In een resolutie uit 1988 die bekend staat als de kwijtscheldingsresolutie heeft de staatssecretaris van Financiën een overzicht gegeven van gevallen waarin met toepassing van de zogenaamde hardheidsclausule een vermindering of kwijtschelding van overdrachtsbelasting kan worden gegeven. De bevoegdheid om de hardheidsclausule toe te passen is voor de in deze resolutie omschreven gevallen gedelegeerd aan de inspecteur. Een van de beschreven gevallen betreft de fusie, reorganisatie of wijziging van rechtsvorm van in het algemeen belang werkzame instellingen.

Een woningstichting die ongeveer 20.000 huurwoningen in de provincie Friesland exploiteerde en beheerde, kocht van een andere soortgelijke instelling alle onroerende zaken van die instelling in Friesland. Het ging om 11 complexen van seniorenwoningen en twee aan zorgstichtingen verhuurde verzorgingshuizen. Over de koopsom van € 43 miljoen werd een bedrag van € 2.580.000 aan overdrachtsbelasting op aangifte voldaan. De inspecteur wees het verzoek om toepassing van de kwijtscheldingsresolutie af. Hof Leeuwarden was van oordeel dat de inspecteur het verzoek terecht had afgewezen.

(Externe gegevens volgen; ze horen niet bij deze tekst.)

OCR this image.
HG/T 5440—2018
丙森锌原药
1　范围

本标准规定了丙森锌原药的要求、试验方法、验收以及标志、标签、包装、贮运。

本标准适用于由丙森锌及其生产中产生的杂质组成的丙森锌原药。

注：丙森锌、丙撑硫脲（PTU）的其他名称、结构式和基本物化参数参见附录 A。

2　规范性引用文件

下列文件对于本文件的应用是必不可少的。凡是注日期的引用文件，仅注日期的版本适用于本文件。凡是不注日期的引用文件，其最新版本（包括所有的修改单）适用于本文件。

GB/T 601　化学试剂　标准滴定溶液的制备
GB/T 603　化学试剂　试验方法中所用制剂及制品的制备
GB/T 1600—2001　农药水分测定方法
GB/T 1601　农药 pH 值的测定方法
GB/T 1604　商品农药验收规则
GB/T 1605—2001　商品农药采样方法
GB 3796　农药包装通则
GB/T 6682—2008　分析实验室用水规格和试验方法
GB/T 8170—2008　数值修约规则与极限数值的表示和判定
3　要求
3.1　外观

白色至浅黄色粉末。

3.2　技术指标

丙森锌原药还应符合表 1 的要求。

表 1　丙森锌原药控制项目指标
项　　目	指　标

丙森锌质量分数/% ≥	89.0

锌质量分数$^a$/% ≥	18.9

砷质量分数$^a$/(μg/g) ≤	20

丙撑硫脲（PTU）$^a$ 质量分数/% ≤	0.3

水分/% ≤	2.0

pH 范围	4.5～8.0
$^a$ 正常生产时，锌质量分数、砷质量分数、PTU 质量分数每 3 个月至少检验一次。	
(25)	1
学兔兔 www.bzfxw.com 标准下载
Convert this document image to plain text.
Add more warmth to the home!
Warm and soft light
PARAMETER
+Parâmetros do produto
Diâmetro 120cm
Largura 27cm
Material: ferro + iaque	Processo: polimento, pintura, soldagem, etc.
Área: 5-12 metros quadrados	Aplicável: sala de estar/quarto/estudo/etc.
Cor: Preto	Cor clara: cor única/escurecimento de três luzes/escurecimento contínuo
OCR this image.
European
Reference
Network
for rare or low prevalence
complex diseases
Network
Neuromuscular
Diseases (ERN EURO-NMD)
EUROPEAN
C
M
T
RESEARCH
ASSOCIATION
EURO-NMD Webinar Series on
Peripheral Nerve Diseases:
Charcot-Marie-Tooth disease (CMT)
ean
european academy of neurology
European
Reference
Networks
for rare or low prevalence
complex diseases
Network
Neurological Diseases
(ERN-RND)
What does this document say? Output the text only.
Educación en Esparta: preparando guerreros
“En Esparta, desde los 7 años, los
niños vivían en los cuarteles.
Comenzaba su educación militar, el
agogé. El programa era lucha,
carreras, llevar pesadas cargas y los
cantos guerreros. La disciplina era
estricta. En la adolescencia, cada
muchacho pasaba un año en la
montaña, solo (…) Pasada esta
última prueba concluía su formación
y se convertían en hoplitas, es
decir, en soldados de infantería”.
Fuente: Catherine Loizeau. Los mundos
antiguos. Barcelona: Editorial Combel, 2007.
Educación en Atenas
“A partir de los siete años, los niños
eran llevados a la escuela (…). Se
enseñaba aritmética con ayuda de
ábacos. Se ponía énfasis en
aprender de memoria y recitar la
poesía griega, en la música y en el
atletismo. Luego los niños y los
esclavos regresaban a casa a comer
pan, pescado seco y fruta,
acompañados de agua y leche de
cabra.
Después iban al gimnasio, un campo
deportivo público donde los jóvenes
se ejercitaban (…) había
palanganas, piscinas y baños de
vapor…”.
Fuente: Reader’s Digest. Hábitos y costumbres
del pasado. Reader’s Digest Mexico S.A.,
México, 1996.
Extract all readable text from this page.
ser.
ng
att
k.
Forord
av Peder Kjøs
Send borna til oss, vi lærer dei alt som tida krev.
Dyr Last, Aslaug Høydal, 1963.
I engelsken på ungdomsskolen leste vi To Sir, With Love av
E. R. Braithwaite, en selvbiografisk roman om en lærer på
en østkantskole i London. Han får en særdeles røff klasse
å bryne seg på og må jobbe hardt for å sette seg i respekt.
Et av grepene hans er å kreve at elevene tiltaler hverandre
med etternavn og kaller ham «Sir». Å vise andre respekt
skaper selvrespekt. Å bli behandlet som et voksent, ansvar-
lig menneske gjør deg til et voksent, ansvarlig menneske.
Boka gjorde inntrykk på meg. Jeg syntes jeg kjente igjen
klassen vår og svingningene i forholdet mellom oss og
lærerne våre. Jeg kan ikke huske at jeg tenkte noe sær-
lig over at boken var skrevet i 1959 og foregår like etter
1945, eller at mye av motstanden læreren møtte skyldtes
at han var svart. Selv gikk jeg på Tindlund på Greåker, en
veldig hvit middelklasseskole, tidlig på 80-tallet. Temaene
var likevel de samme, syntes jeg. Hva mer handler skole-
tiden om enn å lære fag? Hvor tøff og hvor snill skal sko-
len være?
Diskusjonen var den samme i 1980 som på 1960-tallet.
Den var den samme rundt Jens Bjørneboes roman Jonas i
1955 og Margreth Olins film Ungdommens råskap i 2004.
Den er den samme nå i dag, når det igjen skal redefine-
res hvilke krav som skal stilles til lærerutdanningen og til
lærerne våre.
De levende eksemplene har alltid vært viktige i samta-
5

Onder verwijzing naar een recent arrest heeft de Hoge Raad de uitspraak van het hof vernietigd. Voor toepassing van de kwijtscheldingsresolutie is onder meer vereist dat een instelling met haar werkzaamheden het algemeen nut beoogt en dat zij met haar werkzaamheden het algemeen belang in minstens gelijke mate dient als een particulier belang. Volgens de Hoge Raad moet van een woningstichting in beginsel worden aangenomen dat haar werkzaamheden zijn gericht op het dienen van het algemeen belang. Dat betekent dat een dergelijke instelling het algemeen nut beoogt. De verhuur van woningen in de sociale sector is onlosmakelijk verbonden met de doelstelling van de stichting om een algemeen belang te dienen. Dat betekent dat voor de feitelijke werkzaamheden in beginsel moet worden aangenomen dat zij het algemeen belang dienen. Het hof was van oordeel dat de woningstichting op de eerste plaats het particuliere belang van de huurders diende. Dat getuigt van een onjuiste rechtsopvatting.